The abandonment of technology

Are we working on the right problems?

Right now the Space Shuttle Discovery is in orbit for the last time, and docked with the International Space Station (ISS). On its return to Earth the orbiter will be decommissioned and displayed in the Smithsonian’s National Air and Space Museum. Just two more shuttle flights, Endeavour in mid-April, and Atlantis in late-June, are scheduled before the shuttle program is brought to and end.

Tracy Caldwell Dyson in the Cupola module of the International Space Station
Tracy Caldwell Dyson in the Cupola module of the International Space Station observing the Earth below during Expedition 24 in 2010. (Credit: Expedition 24, NASA)

Toward the end of last year I came across an interesting post about the abandonment of technology by Cameron Locke. A couple of months later on I read an article by Kyle Munkittrick who argues that the future is behind us, or at least that our current visions of the future are outdated compared the current technology:

The year is 2010. America has been at war for the first decade of the 21st century and is recovering from the largest recession since the Great Depression. Air travel security uses full-body X-rays to detect weapons and bombs. The president, who is African-American, uses a wireless phone, which he keeps in his pocket, to communicate with his aides and cabinet members from anywhere in the world … Video games can be controlled with nothing but gestures, voice commands and body movement. In the news, a rogue Australian cyberterrorist is wanted by world’s largest governments and corporations for leaking secret information over the world wide web; spaceflight has been privatized by two major companies, Virgin Galactic and SpaceX.

I’ve been thinking about these two articles ever since, and Discovery’s last flight brought these thoughts to the front of my mind. On the face of things the two posts espouse very different view points, however the underlying line of argument in both is very similar.

The future is already here and we may be standing at a crucial decision point in our history. Forces are pulling us in both directions. On one hand the rate of technological progress is clearly accelerating, on the other, the resources we have on hand to push that progress are diminishing at an ever-increasing rate. In a world of declining resources, and increasingly unreliable energy supply, you have to wonder whether our current deep economic recession is a sign of things to come. Will the next few decades be a time of economic contraction and an overall lower standard of living?

Big problems, unaddressed

At the 2008 Web 2.0 Expo, Tim O’Reilly argued that there are still big problems to solve and he asked people to go after the big, hard, problems.

And what are the best and the brightest working on? You have to ask yourself, are we working on the right things?

I think Tim was right, and I don’t think much has changed in the last couple of years. I’m worried that we’re chasing the wrong goals, we’re not yet going after the big, hard, problems that Tim was talking about. Solving them might make all the difference.

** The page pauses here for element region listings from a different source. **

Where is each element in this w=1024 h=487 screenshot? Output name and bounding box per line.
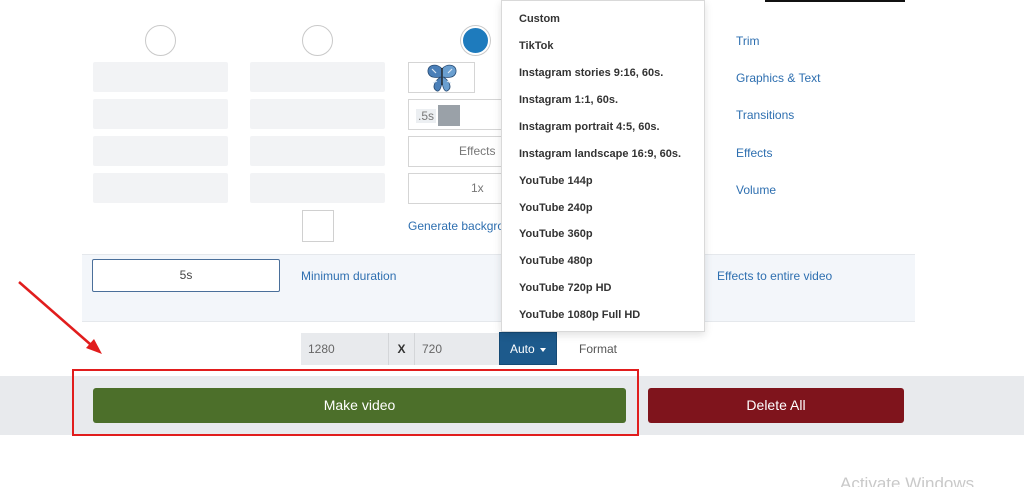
- placeholder-field: [250, 62, 385, 92]
- format-option-instagram-stories[interactable]: Instagram stories 9:16, 60s.: [519, 67, 663, 79]
- format-dropdown-label: Auto: [510, 342, 535, 356]
- caret-down-icon: [539, 347, 546, 352]
- annotation-highlight-box: [72, 369, 639, 436]
- minimum-duration-link[interactable]: Minimum duration: [301, 269, 396, 283]
- format-option-youtube-144p[interactable]: YouTube 144p: [519, 175, 593, 187]
- minimum-duration-input[interactable]: 5s: [92, 259, 280, 292]
- placeholder-field: [250, 173, 385, 203]
- slide-duration-value: .5s: [416, 109, 437, 123]
- format-option-instagram-landscape[interactable]: Instagram landscape 16:9, 60s.: [519, 148, 681, 160]
- placeholder-field: [93, 173, 228, 203]
- option-radio-3-selected[interactable]: [461, 26, 490, 55]
- format-dropdown-menu: Custom TikTok Instagram stories 9:16, 60…: [501, 0, 705, 332]
- format-option-youtube-360p[interactable]: YouTube 360p: [519, 228, 593, 240]
- generate-background-link[interactable]: Generate background: [408, 219, 501, 233]
- slide-thumbnail[interactable]: [408, 62, 475, 93]
- graphics-text-link[interactable]: Graphics & Text: [736, 71, 820, 85]
- format-option-youtube-720p[interactable]: YouTube 720p HD: [519, 282, 612, 294]
- top-divider: [765, 0, 905, 2]
- format-option-youtube-240p[interactable]: YouTube 240p: [519, 202, 593, 214]
- dimension-separator: X: [388, 333, 415, 365]
- slide-duration-field[interactable]: .5s: [408, 99, 503, 130]
- format-option-youtube-1080p[interactable]: YouTube 1080p Full HD: [519, 309, 640, 321]
- effects-entire-video-link[interactable]: Effects to entire video: [717, 269, 832, 283]
- format-option-youtube-480p[interactable]: YouTube 480p: [519, 255, 593, 267]
- effects-link[interactable]: Effects: [736, 146, 772, 160]
- format-option-custom[interactable]: Custom: [519, 13, 560, 25]
- delete-all-button[interactable]: Delete All: [648, 388, 904, 423]
- butterfly-icon: [427, 64, 457, 92]
- annotation-arrow-icon: [18, 281, 102, 354]
- transitions-link[interactable]: Transitions: [736, 108, 794, 122]
- format-option-tiktok[interactable]: TikTok: [519, 40, 553, 52]
- format-option-instagram-portrait[interactable]: Instagram portrait 4:5, 60s.: [519, 121, 660, 133]
- format-option-instagram-square[interactable]: Instagram 1:1, 60s.: [519, 94, 618, 106]
- option-radio-2[interactable]: [302, 25, 333, 56]
- format-label: Format: [579, 342, 618, 356]
- duration-color-swatch[interactable]: [438, 105, 460, 126]
- trim-link[interactable]: Trim: [736, 34, 760, 48]
- width-input[interactable]: 1280: [301, 333, 388, 365]
- placeholder-field: [93, 62, 228, 92]
- slide-speed-button[interactable]: 1x: [408, 173, 503, 204]
- placeholder-field: [93, 99, 228, 129]
- height-input[interactable]: 720: [415, 333, 499, 365]
- option-radio-1[interactable]: [145, 25, 176, 56]
- format-dropdown-button[interactable]: Auto: [499, 332, 557, 365]
- placeholder-field: [93, 136, 228, 166]
- volume-link[interactable]: Volume: [736, 183, 776, 197]
- slide-checkbox[interactable]: [302, 210, 334, 242]
- placeholder-field: [250, 99, 385, 129]
- activate-windows-watermark: Activate Windows: [840, 474, 975, 487]
- placeholder-field: [250, 136, 385, 166]
- slide-effects-button[interactable]: Effects: [408, 136, 503, 167]
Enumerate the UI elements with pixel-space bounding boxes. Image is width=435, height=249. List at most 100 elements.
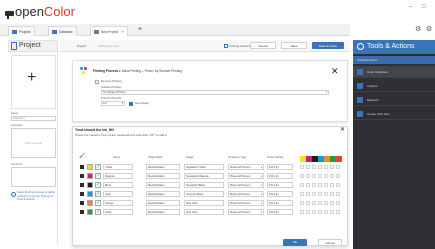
minimize-button[interactable]: –: [409, 3, 412, 11]
maximize-button[interactable]: □: [422, 3, 426, 11]
screening-type-select[interactable]: Phase-AM Screen ▾: [228, 191, 264, 197]
ink-overlap-checkbox[interactable]: [336, 183, 340, 187]
table-row[interactable]: ✓ Magenta Media Relative Separation Magenta…: [78, 173, 340, 179]
ink-overlap-checkbox[interactable]: [306, 183, 310, 187]
ink-overlap-checkbox[interactable]: [330, 174, 334, 178]
usage-field[interactable]: Spot Color: [184, 209, 224, 215]
screen-ruling-field[interactable]: 150,0 lpi: [267, 209, 293, 215]
row-enabled-checkbox[interactable]: ✓: [95, 200, 101, 206]
ink-overlap-checkbox[interactable]: [306, 165, 310, 169]
ink-overlap-checkbox[interactable]: [318, 183, 322, 187]
ink-overlap-checkbox[interactable]: [330, 165, 334, 169]
ink-overlap-checkbox[interactable]: [324, 192, 328, 196]
row-select-checkbox[interactable]: [80, 183, 84, 187]
row-enabled-checkbox[interactable]: ✓: [95, 182, 101, 188]
ink-overlap-checkbox[interactable]: [312, 201, 316, 205]
ink-overlap-checkbox[interactable]: [300, 201, 304, 205]
comment-input[interactable]: [11, 167, 56, 187]
print-dir-select[interactable]: 1/2 ▾: [101, 101, 125, 106]
ink-overlap-checkbox[interactable]: [312, 174, 316, 178]
surface-printing-select[interactable]: No Surface Printing ▾: [101, 90, 329, 95]
ink-overlap-checkbox[interactable]: [306, 174, 310, 178]
ink-overlap-checkbox[interactable]: [336, 174, 340, 178]
ink-overlap-checkbox[interactable]: [318, 192, 322, 196]
ink-name-field[interactable]: Black: [103, 182, 133, 188]
row-select-checkbox[interactable]: [80, 165, 84, 169]
ink-overlap-checkbox[interactable]: [330, 201, 334, 205]
ink-overlap-checkbox[interactable]: [336, 210, 340, 214]
row-enabled-checkbox[interactable]: ✓: [95, 191, 101, 197]
target-mode-field[interactable]: Media Relative: [146, 173, 180, 179]
ink-overlap-checkbox[interactable]: [312, 183, 316, 187]
ink-overlap-checkbox[interactable]: [330, 192, 334, 196]
ok-button[interactable]: OK: [283, 239, 307, 246]
table-row[interactable]: ✓ Cyan Media Relative Overtone Black Phase-A…: [78, 191, 340, 197]
tab-projects[interactable]: Projects: [8, 26, 35, 36]
ink-overlap-checkbox[interactable]: [312, 165, 316, 169]
ink-overlap-checkbox[interactable]: [336, 165, 340, 169]
printing-options-toggle[interactable]: Printing Options: [224, 43, 250, 49]
ink-overlap-checkbox[interactable]: [318, 201, 322, 205]
ink-overlap-checkbox[interactable]: [336, 192, 340, 196]
screening-type-select[interactable]: Phase-AM Screen ▾: [228, 209, 264, 215]
ink-overlap-checkbox[interactable]: [306, 201, 310, 205]
ink-name-field[interactable]: Green: [103, 209, 133, 215]
tool-item[interactable]: Color Database: [353, 66, 435, 78]
usage-field[interactable]: Separation Yellow: [184, 164, 224, 170]
ink-overlap-checkbox[interactable]: [318, 174, 322, 178]
ink-overlap-checkbox[interactable]: [306, 192, 310, 196]
screen-ruling-field[interactable]: 150,0 lpi: [267, 191, 293, 197]
save-button[interactable]: Save: [281, 42, 307, 49]
usage-field[interactable]: Separation Black: [184, 182, 224, 188]
ink-overlap-checkbox[interactable]: [318, 210, 322, 214]
ink-overlap-checkbox[interactable]: [324, 183, 328, 187]
target-mode-field[interactable]: Media Relative: [146, 209, 180, 215]
ink-name-field[interactable]: Cyan: [103, 191, 133, 197]
ink-name-field[interactable]: Magenta: [103, 173, 133, 179]
usage-field[interactable]: Overtone Black: [184, 191, 224, 197]
screening-type-select[interactable]: Phase-AM Screen ▾: [228, 200, 264, 206]
ink-overlap-checkbox[interactable]: [300, 174, 304, 178]
close-icon[interactable]: ✕: [331, 67, 339, 76]
ink-overlap-checkbox[interactable]: [312, 210, 316, 214]
ink-overlap-checkbox[interactable]: [336, 201, 340, 205]
ink-overlap-checkbox[interactable]: [324, 210, 328, 214]
screening-type-select[interactable]: Phase-AM Screen ▾: [228, 182, 264, 188]
plus-icon[interactable]: +: [27, 70, 36, 86]
row-select-checkbox[interactable]: [80, 192, 84, 196]
target-mode-field[interactable]: Media Relative: [146, 200, 180, 206]
row-select-checkbox[interactable]: [80, 210, 84, 214]
ink-name-field[interactable]: Yellow: [103, 164, 133, 170]
tab-database[interactable]: Database: [48, 26, 77, 36]
row-enabled-checkbox[interactable]: ✓: [95, 173, 101, 179]
tool-item[interactable]: Analyze: [353, 80, 435, 92]
target-mode-field[interactable]: Media Relative: [146, 164, 180, 170]
row-enabled-checkbox[interactable]: ✓: [95, 209, 101, 215]
screen-ruling-field[interactable]: 150,0 lpi: [267, 200, 293, 206]
reverse-printing-checkbox[interactable]: [95, 80, 99, 84]
ink-overlap-checkbox[interactable]: [312, 192, 316, 196]
row-enabled-checkbox[interactable]: ✓: [95, 164, 101, 170]
gear-icon[interactable]: ⚙: [415, 26, 421, 34]
keywords-input[interactable]: Enter keywords: [11, 128, 56, 158]
tab-new-project[interactable]: New Project ✕: [90, 26, 128, 36]
settings-icon[interactable]: ⚙: [426, 26, 432, 34]
cancel-button[interactable]: Cancel: [250, 42, 276, 49]
ink-overlap-checkbox[interactable]: [306, 210, 310, 214]
screening-type-select[interactable]: Phase-AM Screen ▾: [228, 173, 264, 179]
ink-overlap-checkbox[interactable]: [300, 210, 304, 214]
tab-measurements[interactable]: Measurements: [99, 43, 119, 49]
ink-overlap-checkbox[interactable]: [330, 183, 334, 187]
screen-ruling-field[interactable]: 150,0 lpi: [267, 164, 293, 170]
name-input[interactable]: Unbenannt: [11, 116, 56, 121]
ink-overlap-checkbox[interactable]: [324, 174, 328, 178]
ink-overlap-checkbox[interactable]: [300, 183, 304, 187]
target-mode-field[interactable]: Media Relative: [146, 182, 180, 188]
ink-overlap-checkbox[interactable]: [324, 201, 328, 205]
tool-item[interactable]: Create Print Inks: [353, 108, 435, 120]
save-close-button[interactable]: Save & Close: [312, 42, 344, 49]
ink-overlap-checkbox[interactable]: [318, 165, 322, 169]
usage-field[interactable]: Spot Color: [184, 200, 224, 206]
screen-ruling-field[interactable]: 150,0 lpi: [267, 173, 293, 179]
target-mode-field[interactable]: Media Relative: [146, 191, 180, 197]
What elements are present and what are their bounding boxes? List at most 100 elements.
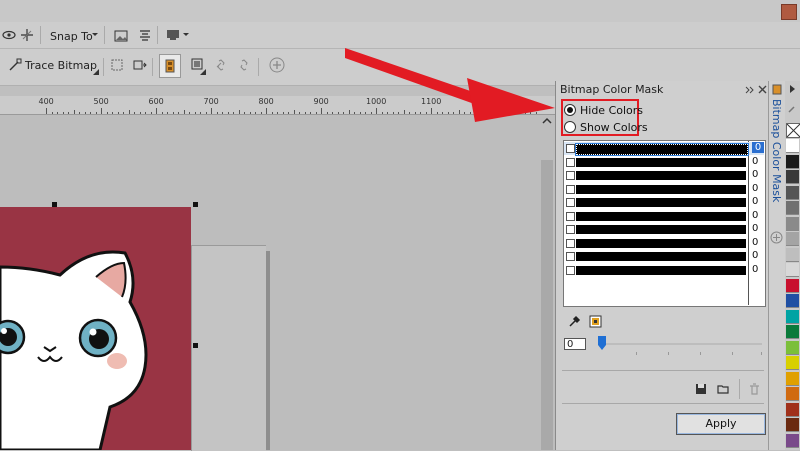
color-row-checkbox[interactable] — [566, 252, 575, 261]
ruler-tick — [321, 108, 322, 114]
color-row[interactable]: 0 — [564, 196, 764, 209]
color-swatch-bar[interactable] — [576, 198, 746, 207]
color-swatch-bar[interactable] — [576, 225, 746, 234]
hide-colors-radio[interactable] — [564, 104, 576, 116]
color-row[interactable]: 0 — [564, 250, 764, 263]
palette-swatch[interactable] — [786, 294, 799, 308]
color-swatch-bar[interactable] — [576, 265, 746, 275]
open-mask-icon[interactable] — [717, 383, 729, 395]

While not all big problems are related to the space program by any means, the successful first launch of SpaceX’s Falcon 9 rocket last December has given me some hope that some of our best and brightest aren’t just throwing sheep at one another or selling plush toys.

Despite this, I see signs of a growth in pseudo-science, and an inability of even the educated middle classes to be able to tell the difference between it and more trustworthy scientific undertakings. There is also a worrying smugness, almost pride, among many people that they “just don’t understand computers.” While some of us are pushing the boundaries, it appears we may be leaving others behind.

We abandoned the moon, then faster flight. What’s next?

The fastest westbound trans-atlantic flight from London Heathrow to New York JFK was on the 7th of February 1996, by a BA Concorde. It made the journey in just under 3 hours. Depending on conditions, the flight typically takes between 7 and 8 hours on a normal airplane. As a regular on the LHR to SFO and LAX routes, I spend a lot of time unemployed over Greenland. I do sometimes wish it was otherwise.

A few weeks ago I watched an Airbus A380 taxi toward take-off at Heathrow, and I felt a deep sense of shame that as a species we’d traded a thing of aeronautical beauty for this lumbering giant. Despite the obvious technical achievement, it feels like a step backwards.

I’m young enough, if only just, that I don’t remember the Moon landings. However when I was a child my father told me about how, as a younger man, he had avidly watched the broadcast of the Moon landings, and I have a friend whose father was in Mission Control with a much closer view. In the same way I can tell my son that we once were able to cross the Atlantic in just 3 hours, and that once it was possible to arrive in New York before you left London. I do wonder if things go the wrong way — and we enter an age of declining possibilities and narrowing horizons — whether he’ll believe me.